Accoltella l’ex compagno: “Non c’era volontà di uccidere”, Sara Comand ai domiciliari

È stata disposta la scarcerazione con gli arresti domiciliari per Sara Comand, la 35enne accusata di tentato omicidio per aver accoltellato l’ex compagno Cristian Dulcinati nei giorni scorsi a Rivignano Teor.

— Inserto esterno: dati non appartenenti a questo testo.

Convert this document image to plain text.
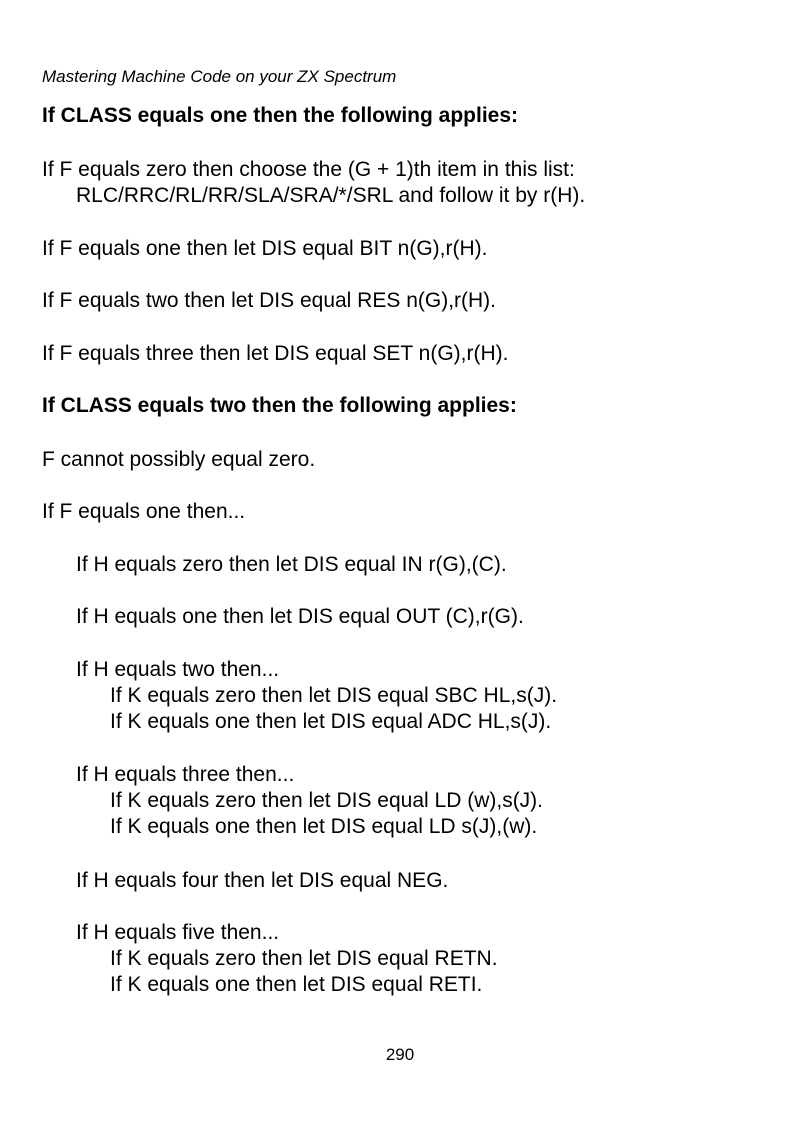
Mastering Machine Code on your ZX Spectrum
If CLASS equals one then the following applies:
If F equals zero then choose the (G + 1)th item in this list:
RLC/RRC/RL/RR/SLA/SRA/*/SRL and follow it by r(H).
If F equals one then let DIS equal BIT n(G),r(H).
If F equals two then let DIS equal RES n(G),r(H).
If F equals three then let DIS equal SET n(G),r(H).
If CLASS equals two then the following applies:
F cannot possibly equal zero.
If F equals one then...
If H equals zero then let DIS equal IN r(G),(C).
If H equals one then let DIS equal OUT (C),r(G).
If H equals two then...
If K equals zero then let DIS equal SBC HL,s(J).
If K equals one then let DIS equal ADC HL,s(J).
If H equals three then...
If K equals zero then let DIS equal LD (w),s(J).
If K equals one then let DIS equal LD s(J),(w).
If H equals four then let DIS equal NEG.
If H equals five then...
If K equals zero then let DIS equal RETN.
If K equals one then let DIS equal RETI.
290
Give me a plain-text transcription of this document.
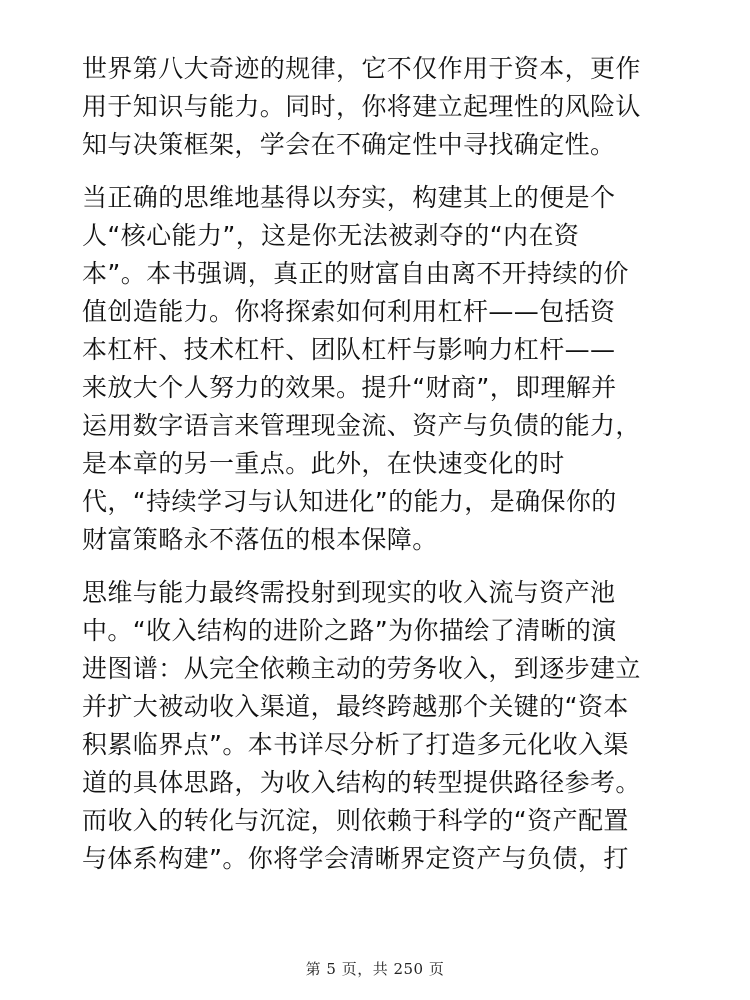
世界第八大奇迹的规律，它不仅作用于资本，更作
用于知识与能力。同时，你将建立起理性的风险认
知与决策框架，学会在不确定性中寻找确定性。

当正确的思维地基得以夯实，构建其上的便是个
人“核心能力”，这是你无法被剥夺的“内在资
本”。本书强调，真正的财富自由离不开持续的价
值创造能力。你将探索如何利用杠杆——包括资
本杠杆、技术杠杆、团队杠杆与影响力杠杆——
来放大个人努力的效果。提升“财商”，即理解并
运用数字语言来管理现金流、资产与负债的能力，
是本章的另一重点。此外，在快速变化的时
代，“持续学习与认知进化”的能力，是确保你的
财富策略永不落伍的根本保障。

思维与能力最终需投射到现实的收入流与资产池
中。“收入结构的进阶之路”为你描绘了清晰的演
进图谱：从完全依赖主动的劳务收入，到逐步建立
并扩大被动收入渠道，最终跨越那个关键的“资本
积累临界点”。本书详尽分析了打造多元化收入渠
道的具体思路，为收入结构的转型提供路径参考。
而收入的转化与沉淀，则依赖于科学的“资产配置
与体系构建”。你将学会清晰界定资产与负债，打

第 5 页，共 250 页
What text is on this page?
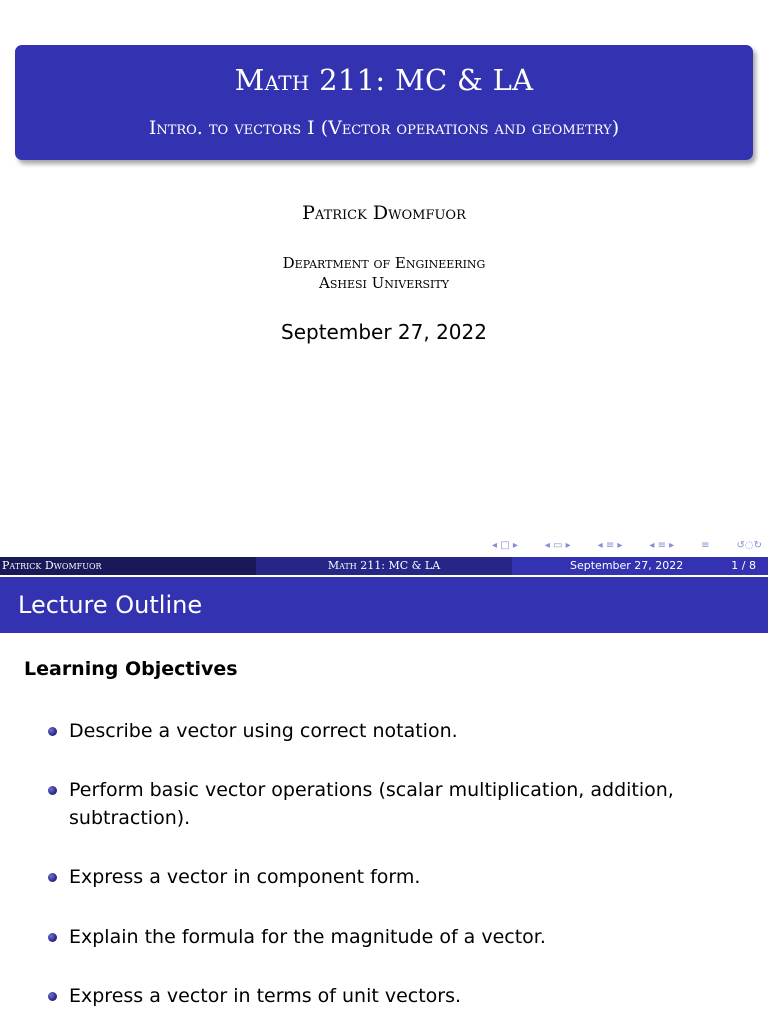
Math 211: MC & LA
Intro. to vectors I (Vector operations and geometry)
Patrick Dwomfuor
Department of Engineering
Ashesi University
September 27, 2022
◂ □ ▸	◂ ▭ ▸	◂ ≡ ▸	◂ ≡ ▸	≡	↺◌↻
Patrick Dwomfuor	Math 211: MC & LA	September 27, 2022	1 / 8
Lecture Outline
Learning Objectives
Describe a vector using correct notation.
Perform basic vector operations (scalar multiplication, addition, subtraction).
Express a vector in component form.
Explain the formula for the magnitude of a vector.
Express a vector in terms of unit vectors.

La decisione è arrivata al termine dell’udienza di convalida davanti al giudice per le indagini preliminari del tribunale di Udine, Mariarosa Persico. Il gip ha convalidato l’arresto, ma ha disposto per la donna una misura cautelare meno afflittiva: i domiciliari nell’abitazione del padre, a Talmassons. Alla base della decisione, secondo quanto emerso, la valutazione che nell’azione contestata non fosse ravvisabile una volontà omicidiaria.

L’accoltellamento

L’aggressione è avvenuta lo scorso mercoledì sera nell’abitazione di Driolassa di Rivignano Teor, al termine di un incontro tra i due ex compagni. Dulcinati, ferito con tre coltellate, è stato soccorso in strada e ricoverato all’ospedale di Udine in condizioni gravi ma non in pericolo di via. La donna è stata arrestata dai carabinieri e il coltello è stato trovato in giardino e sequestrato.